Moreover, many Turkish women, across ideological and cultural lines, are outraged by Erdogan’s withdrawal from the 2011 Istanbul Convention to prevent violence against women, which Turkey was the first country to sign.
His autocratic whims have been massing forces against him. Not just the secular Republican People’s party (CHP) of Mustafa Kemal Ataturk, founder of the republic, which he had easily seen off. He has strewn his path to power with discarded allies such as former prime minister Ahmet Davutoglu, former president Abdullah Gul and former vice-president and economy tsar Ali Babacan. They have founded rival parties to the AKP that cannot win but can subtract votes and add them to any coalition against Erdogan.
The victorious mayor of Istanbul, Ekrem Imamoglu, from the CHP but with a profile a bit like Erdogan’s, successfully built a broad coalition against the AKP, demonstrating the juggernaut could be stopped.
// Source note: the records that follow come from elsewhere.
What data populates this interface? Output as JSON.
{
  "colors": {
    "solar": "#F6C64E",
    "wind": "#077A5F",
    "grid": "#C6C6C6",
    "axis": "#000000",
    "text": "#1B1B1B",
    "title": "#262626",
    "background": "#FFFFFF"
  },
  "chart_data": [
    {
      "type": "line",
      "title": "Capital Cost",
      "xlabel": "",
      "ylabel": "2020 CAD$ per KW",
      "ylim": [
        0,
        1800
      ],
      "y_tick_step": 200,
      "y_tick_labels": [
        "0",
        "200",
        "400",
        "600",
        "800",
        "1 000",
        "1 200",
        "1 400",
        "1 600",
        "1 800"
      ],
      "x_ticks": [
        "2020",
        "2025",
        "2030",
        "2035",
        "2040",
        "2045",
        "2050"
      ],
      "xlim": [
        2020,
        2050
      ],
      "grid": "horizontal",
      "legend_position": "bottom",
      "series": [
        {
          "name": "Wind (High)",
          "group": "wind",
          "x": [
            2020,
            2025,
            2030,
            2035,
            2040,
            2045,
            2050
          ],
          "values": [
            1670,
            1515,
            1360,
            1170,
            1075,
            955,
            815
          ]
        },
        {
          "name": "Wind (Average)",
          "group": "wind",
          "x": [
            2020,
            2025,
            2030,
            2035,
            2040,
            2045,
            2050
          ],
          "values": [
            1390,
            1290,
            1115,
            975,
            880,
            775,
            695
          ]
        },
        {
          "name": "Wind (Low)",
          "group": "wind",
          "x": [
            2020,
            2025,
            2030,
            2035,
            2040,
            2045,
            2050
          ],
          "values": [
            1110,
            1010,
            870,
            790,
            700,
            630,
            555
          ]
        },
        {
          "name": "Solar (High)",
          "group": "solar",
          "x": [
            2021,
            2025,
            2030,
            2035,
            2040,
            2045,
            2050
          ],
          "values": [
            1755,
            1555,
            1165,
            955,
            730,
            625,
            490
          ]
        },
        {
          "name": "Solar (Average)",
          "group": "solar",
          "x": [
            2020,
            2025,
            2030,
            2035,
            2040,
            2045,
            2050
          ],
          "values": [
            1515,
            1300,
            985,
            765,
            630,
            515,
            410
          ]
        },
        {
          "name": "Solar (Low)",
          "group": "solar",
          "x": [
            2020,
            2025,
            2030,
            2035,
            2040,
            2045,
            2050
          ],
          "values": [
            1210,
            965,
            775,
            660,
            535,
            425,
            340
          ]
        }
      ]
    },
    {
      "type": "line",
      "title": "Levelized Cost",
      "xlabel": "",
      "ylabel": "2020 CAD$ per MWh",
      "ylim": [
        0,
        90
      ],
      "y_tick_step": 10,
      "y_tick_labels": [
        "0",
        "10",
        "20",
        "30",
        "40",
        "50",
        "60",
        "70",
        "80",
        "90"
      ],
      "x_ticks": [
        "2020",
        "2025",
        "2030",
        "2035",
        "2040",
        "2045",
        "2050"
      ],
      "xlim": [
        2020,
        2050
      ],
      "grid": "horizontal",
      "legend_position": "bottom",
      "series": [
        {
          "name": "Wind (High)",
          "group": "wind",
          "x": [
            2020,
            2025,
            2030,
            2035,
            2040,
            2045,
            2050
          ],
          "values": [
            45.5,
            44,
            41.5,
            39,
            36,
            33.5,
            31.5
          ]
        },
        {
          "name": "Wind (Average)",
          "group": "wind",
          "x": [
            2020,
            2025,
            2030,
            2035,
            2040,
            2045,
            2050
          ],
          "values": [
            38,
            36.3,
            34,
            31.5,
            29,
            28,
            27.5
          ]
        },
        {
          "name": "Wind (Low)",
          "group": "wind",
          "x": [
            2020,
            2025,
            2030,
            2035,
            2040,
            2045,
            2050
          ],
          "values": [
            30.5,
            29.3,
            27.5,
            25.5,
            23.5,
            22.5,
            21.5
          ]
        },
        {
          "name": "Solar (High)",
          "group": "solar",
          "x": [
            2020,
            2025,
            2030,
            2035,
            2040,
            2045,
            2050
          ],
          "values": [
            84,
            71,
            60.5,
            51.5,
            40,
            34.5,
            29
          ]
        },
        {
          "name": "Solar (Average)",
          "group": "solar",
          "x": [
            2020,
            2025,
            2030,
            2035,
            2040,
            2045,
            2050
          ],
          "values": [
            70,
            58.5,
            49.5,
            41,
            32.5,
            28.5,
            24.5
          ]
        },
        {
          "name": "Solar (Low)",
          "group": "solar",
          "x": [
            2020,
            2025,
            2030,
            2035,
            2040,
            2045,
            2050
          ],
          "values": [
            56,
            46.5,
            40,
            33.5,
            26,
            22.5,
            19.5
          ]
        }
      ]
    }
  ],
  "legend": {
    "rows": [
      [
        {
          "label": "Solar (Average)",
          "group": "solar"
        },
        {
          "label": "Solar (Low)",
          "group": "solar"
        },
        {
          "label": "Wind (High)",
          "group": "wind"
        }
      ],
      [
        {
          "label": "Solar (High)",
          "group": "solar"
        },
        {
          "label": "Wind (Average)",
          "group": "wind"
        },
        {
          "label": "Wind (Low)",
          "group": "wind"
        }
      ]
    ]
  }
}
Erdogan is countering with a judicial campaign to close down and eviscerate the Peoples’ Democratic party (HDP), a pro-Kurdish left-wing coalition that is Turkey’s third largest party. He has already jailed many of its leaders, MPs, mayors and activists, calling it a front for the armed Kurdistan Workers’ party (PKK) that has waged war against Ankara for over three decades. By treating the HDP as terrorist wolves in sheep’s clothing, the AKP hopes to peel off conservative Kurdish voters that supported it in the past.
Erdogan’s opportunism has often been opportune. But many in Turkey sense his undoubted talent is ebbing and his luck may be running out.